Pour les collectivités de plus de 3 500 habitants, les comptes doivent obligatoirement être présentés par nature et fonction. Les collectivités doivent individualiser les opérations en annexe au budget dans une présentation croisée nature-fonction. Les postes relatifs aux déchets figurent dans la sous fonction (812) « Collecte et traitement des ordures ménagères » de la fonction (8) « Aménagement et services urbains, environnement ».
Cette annexe au budget n’est pas obligatoire pour les collectivités locales de moins de 3 500 habitants.

Norme comptable M4 (SPIC) : Pour toutes les collectivités, les opérations relatives à la gestion des déchets doivent figurer dans un budget annexe, y compris les charges indirectes.

  • Equilibre du budget

Norme comptable M14 (SPA) : Les collectivités n’ont pas l’obligation d’équilibrer les dépenses et les recettes de la gestion des déchets.
Le taux de couverture du service public d’élimination des déchets par la taxe est différent selon les collectivités :

- soit la TEOM couvre l’intégralité du service,
- soit la taxe collectée ne couvre pas le coût du service, alors les autres ressources fiscales du budget général viennent compléter ce coût,
- soit la taxe excède le coût du service déchets afin d’anticiper des projets nécessitant des investissements importants.

Norme comptable M4 (SPIC) : Le budget annexe relatif au service public d’élimination des déchets est obligatoirement équilibré. Cet équilibre financier est réalisé au moyen de la redevance perçue auprès des usagers, des soutiens versés par les éco-organismes et des recettes de valorisation.
Lors du passage de la taxe à la redevance d'enlèvement des ordures ménagères, une dérogation existe concernant l’obligation d’équilibre budgétaire lors des 4 années suivant l’institution de la redevance (Article L.2224-2 du CGCT).

Exonération de la TEOM ou de la REOM :
Pour la TEOM, les possibilités d’exonération sont précisées par l’article 1521 du code général des impôts, elles concernent :

- les usines,
- les locaux sans caractère industriel ou commercial loués par l'Etat, les départements, les communes et les établissements publics, scientifiques, d'enseignement et d'assistance et affectés à un service public,
- les locaux situés dans la partie de la commune où ne fonctionne pas le service d'enlèvement des ordures, sauf délibération contraire des communes ou des organes délibérants de leurs groupements.

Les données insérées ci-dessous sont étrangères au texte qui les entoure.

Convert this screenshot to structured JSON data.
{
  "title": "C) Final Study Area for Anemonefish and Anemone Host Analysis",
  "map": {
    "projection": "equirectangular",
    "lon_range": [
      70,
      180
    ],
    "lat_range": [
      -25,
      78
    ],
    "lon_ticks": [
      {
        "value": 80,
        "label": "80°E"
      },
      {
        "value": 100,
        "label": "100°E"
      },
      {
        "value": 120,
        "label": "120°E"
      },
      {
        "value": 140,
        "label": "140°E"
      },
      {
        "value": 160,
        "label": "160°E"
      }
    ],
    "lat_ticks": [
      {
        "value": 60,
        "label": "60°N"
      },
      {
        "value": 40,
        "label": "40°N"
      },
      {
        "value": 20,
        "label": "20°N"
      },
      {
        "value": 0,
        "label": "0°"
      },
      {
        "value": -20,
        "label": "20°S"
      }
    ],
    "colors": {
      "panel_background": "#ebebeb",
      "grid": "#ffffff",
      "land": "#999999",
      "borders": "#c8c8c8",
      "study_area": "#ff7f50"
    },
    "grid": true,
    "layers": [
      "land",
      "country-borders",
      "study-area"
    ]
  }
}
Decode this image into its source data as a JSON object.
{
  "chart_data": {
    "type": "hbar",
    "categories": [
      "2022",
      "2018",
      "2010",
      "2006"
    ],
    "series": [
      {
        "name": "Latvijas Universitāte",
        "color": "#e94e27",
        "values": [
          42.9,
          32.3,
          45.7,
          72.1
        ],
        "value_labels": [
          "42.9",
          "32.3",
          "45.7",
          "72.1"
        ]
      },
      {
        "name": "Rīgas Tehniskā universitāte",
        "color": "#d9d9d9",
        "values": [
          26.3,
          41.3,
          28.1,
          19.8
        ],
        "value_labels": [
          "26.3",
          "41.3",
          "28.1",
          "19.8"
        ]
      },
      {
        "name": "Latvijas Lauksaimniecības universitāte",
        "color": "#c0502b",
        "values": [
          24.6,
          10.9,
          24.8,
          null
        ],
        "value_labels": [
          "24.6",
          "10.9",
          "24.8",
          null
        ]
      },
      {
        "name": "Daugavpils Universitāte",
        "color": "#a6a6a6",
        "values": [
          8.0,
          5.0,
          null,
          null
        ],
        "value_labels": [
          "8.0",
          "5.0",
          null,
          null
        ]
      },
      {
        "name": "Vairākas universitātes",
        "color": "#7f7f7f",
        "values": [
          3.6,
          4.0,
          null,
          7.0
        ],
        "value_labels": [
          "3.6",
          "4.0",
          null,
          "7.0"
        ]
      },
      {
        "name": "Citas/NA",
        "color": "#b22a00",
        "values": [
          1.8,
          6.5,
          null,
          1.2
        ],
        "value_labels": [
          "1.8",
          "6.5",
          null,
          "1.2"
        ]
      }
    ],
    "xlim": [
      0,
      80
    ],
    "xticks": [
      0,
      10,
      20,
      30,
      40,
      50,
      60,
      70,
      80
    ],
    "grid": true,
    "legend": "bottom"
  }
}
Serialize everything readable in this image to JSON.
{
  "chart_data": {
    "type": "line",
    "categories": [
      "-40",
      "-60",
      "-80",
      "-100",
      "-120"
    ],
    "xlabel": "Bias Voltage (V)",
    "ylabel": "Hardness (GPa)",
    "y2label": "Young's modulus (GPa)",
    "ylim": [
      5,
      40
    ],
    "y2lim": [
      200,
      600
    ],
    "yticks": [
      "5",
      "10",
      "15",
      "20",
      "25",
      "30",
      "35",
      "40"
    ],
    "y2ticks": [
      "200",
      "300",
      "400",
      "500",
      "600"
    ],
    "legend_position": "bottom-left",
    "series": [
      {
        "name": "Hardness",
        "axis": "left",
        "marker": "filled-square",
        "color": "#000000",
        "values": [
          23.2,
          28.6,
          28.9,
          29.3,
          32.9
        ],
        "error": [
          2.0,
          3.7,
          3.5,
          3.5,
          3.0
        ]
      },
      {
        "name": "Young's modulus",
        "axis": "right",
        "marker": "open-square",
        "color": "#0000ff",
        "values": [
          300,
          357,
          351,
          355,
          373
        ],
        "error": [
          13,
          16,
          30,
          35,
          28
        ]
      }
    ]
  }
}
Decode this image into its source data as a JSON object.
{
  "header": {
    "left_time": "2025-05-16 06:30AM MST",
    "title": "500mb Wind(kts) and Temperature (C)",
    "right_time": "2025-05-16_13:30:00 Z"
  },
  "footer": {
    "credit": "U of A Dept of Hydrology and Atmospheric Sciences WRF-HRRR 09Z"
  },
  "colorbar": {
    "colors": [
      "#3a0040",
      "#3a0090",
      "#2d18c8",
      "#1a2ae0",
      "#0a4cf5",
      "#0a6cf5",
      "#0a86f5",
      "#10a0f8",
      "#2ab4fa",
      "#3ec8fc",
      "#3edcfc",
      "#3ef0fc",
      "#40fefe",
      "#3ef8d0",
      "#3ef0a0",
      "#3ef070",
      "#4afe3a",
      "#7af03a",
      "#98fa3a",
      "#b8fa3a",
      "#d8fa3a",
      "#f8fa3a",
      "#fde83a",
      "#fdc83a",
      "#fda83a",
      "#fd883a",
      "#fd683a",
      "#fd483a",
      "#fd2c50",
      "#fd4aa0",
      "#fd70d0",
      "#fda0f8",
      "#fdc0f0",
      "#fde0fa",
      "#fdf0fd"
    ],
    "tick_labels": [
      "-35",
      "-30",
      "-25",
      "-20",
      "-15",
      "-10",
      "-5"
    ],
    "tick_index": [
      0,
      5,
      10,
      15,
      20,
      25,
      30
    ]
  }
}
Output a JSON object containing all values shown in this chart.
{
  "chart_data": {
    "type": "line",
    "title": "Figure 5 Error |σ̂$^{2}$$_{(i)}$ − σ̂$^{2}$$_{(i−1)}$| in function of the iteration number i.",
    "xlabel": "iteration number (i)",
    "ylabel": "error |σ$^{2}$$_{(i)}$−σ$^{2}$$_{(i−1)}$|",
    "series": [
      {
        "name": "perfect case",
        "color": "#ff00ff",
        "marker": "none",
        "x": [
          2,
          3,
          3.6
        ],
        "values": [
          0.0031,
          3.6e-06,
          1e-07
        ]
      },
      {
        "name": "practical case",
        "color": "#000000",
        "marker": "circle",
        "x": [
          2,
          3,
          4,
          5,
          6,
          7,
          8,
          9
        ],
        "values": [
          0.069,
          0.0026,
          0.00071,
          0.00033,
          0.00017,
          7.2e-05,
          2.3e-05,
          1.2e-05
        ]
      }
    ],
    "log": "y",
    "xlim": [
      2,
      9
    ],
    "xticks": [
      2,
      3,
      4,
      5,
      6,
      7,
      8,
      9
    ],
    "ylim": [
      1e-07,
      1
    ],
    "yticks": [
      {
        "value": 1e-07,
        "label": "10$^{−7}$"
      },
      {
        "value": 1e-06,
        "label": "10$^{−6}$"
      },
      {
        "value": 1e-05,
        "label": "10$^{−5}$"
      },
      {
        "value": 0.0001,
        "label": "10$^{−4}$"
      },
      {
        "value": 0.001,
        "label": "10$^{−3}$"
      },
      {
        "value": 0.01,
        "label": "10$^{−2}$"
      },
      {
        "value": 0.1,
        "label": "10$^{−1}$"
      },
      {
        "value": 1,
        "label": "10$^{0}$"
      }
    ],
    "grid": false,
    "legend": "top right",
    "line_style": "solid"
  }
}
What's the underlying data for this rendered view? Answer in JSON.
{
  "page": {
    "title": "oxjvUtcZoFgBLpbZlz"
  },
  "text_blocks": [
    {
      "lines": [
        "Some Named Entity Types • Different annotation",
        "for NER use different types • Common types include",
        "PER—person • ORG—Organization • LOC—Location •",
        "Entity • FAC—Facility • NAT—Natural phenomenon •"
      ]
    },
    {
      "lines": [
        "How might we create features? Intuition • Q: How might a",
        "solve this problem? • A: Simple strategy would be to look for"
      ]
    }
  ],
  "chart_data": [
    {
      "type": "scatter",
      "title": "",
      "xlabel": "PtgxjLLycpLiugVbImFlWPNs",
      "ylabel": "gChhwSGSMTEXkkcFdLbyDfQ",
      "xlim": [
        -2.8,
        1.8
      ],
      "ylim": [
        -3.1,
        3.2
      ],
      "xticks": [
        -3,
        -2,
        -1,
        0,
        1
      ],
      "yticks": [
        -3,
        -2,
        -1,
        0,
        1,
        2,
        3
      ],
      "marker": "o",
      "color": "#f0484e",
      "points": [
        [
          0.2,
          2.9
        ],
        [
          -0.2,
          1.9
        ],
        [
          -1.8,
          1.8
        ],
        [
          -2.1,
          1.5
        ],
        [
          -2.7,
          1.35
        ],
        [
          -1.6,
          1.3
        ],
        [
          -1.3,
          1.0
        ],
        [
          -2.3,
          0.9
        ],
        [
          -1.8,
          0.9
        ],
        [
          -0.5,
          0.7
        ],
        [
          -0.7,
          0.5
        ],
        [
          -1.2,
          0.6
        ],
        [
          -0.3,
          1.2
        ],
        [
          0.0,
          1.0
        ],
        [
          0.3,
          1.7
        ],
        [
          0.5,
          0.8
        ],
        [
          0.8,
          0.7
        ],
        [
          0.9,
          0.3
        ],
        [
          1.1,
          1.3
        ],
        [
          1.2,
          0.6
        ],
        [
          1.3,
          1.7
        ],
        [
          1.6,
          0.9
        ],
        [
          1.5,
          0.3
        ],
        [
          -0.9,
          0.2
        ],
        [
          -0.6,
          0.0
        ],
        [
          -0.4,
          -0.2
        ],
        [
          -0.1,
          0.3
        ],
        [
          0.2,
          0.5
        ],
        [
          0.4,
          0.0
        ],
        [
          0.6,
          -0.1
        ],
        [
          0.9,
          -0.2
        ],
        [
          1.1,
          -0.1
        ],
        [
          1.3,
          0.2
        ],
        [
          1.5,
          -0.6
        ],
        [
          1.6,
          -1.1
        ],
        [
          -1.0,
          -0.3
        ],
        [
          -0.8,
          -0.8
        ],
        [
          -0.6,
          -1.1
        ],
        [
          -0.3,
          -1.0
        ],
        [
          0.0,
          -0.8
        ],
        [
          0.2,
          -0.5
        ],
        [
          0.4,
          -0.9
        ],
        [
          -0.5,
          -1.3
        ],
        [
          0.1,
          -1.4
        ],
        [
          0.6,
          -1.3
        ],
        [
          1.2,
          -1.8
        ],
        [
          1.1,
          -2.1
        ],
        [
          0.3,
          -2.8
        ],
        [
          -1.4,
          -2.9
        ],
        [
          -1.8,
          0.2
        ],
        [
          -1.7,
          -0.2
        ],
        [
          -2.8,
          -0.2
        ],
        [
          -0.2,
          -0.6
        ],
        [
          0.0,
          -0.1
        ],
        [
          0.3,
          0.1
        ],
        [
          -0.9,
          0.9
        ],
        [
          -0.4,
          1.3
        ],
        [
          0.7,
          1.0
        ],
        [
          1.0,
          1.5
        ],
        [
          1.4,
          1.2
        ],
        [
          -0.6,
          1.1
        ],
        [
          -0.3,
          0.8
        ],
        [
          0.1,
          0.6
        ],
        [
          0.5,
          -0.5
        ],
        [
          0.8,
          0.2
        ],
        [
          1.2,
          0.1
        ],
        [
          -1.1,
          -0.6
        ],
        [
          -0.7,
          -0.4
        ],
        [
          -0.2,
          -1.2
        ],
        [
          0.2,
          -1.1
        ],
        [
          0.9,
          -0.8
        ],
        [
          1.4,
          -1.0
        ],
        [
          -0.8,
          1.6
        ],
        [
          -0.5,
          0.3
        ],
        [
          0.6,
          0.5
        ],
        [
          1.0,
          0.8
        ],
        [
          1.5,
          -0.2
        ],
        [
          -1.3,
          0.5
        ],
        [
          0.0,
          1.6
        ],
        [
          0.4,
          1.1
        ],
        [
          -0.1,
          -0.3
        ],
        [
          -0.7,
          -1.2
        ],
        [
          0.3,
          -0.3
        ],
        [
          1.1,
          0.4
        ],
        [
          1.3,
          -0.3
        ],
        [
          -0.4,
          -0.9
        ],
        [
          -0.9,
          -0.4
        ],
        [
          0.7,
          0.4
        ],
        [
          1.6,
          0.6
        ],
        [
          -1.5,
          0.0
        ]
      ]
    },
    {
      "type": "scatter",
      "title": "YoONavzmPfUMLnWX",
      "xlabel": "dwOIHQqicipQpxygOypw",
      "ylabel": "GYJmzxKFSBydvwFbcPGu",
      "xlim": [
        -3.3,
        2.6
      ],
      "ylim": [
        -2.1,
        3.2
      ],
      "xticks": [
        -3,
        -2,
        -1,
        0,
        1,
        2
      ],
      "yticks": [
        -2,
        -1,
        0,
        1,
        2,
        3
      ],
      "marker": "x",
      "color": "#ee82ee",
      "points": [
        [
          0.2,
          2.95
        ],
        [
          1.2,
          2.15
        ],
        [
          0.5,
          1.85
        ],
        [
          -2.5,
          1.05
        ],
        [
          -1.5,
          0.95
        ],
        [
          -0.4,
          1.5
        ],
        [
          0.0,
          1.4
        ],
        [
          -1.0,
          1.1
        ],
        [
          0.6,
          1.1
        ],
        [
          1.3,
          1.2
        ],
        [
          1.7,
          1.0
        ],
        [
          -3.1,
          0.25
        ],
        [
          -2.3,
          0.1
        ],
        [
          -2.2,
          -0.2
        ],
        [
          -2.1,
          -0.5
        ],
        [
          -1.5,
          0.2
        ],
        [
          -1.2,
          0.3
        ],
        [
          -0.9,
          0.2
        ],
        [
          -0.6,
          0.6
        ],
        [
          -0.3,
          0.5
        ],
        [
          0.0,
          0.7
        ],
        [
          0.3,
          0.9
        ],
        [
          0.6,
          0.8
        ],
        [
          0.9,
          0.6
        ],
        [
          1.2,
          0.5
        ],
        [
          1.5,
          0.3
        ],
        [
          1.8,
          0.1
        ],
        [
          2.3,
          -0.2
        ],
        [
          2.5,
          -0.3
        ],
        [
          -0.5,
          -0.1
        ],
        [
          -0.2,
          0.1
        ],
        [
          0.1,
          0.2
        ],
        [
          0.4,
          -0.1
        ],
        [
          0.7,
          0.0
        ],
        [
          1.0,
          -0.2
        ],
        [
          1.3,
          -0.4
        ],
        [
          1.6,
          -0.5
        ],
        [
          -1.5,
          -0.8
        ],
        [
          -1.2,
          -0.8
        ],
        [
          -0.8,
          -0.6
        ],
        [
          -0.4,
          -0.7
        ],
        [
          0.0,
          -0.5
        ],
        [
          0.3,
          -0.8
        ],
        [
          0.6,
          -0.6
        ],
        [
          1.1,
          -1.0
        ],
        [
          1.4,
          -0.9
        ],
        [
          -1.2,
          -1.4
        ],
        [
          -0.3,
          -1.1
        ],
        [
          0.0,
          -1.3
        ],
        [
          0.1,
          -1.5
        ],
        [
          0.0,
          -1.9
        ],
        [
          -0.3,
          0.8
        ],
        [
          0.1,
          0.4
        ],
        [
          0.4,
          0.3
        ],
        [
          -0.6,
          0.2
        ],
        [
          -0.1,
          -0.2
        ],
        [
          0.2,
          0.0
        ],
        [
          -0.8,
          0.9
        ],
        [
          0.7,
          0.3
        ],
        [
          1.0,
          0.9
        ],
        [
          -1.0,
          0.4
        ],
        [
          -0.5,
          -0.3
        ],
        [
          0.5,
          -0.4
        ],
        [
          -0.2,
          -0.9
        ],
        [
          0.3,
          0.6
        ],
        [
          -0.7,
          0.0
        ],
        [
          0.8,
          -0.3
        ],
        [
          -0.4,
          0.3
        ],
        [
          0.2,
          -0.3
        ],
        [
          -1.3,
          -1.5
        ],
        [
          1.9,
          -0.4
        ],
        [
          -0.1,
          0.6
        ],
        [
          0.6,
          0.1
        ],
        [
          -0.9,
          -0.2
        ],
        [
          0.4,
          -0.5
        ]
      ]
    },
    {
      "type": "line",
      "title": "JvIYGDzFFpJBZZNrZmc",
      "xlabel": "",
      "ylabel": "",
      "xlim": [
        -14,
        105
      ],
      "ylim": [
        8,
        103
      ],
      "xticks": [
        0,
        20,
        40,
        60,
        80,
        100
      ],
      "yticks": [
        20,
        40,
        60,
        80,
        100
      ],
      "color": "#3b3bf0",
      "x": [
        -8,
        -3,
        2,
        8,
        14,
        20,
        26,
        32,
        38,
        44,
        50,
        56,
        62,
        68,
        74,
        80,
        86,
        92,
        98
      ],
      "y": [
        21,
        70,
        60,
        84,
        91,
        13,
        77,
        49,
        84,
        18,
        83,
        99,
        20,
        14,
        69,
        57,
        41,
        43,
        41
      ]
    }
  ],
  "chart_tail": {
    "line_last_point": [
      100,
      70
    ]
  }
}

En général, si l’éloignement du point de collecte est supérieur à 200m, la TEOM peut être exonérée.

Concernant la redevance, aucune réglementation définit les conditions de son exonération. Seule la circulaire n°249 du 10 novembre 2000 relative à la gestion de l’élimination des déchets des ménages précise que « Contrairement à ce qui prévaut pour la taxe, il est possible de demander et d'obtenir une décharge de paiement de la redevance, en faisant valoir qu'il n'y a pas eu recours au service. ».
Les usagers peuvent ne pas avoir au recours au service :

- soit parce qu’ils ne produisent pas de déchets au niveau du bâtiment concerné, par exemple pour les logements inoccupés mais sur la foi de facture d’eau et d’électricité ;
- soit parce qu’ils assurent eux-mêmes l’évacuation et l’élimination des déchets de manière conforme à la réglementation en matière de santé et de salubrité publique (Art. L.541-2 du code de l’environnement).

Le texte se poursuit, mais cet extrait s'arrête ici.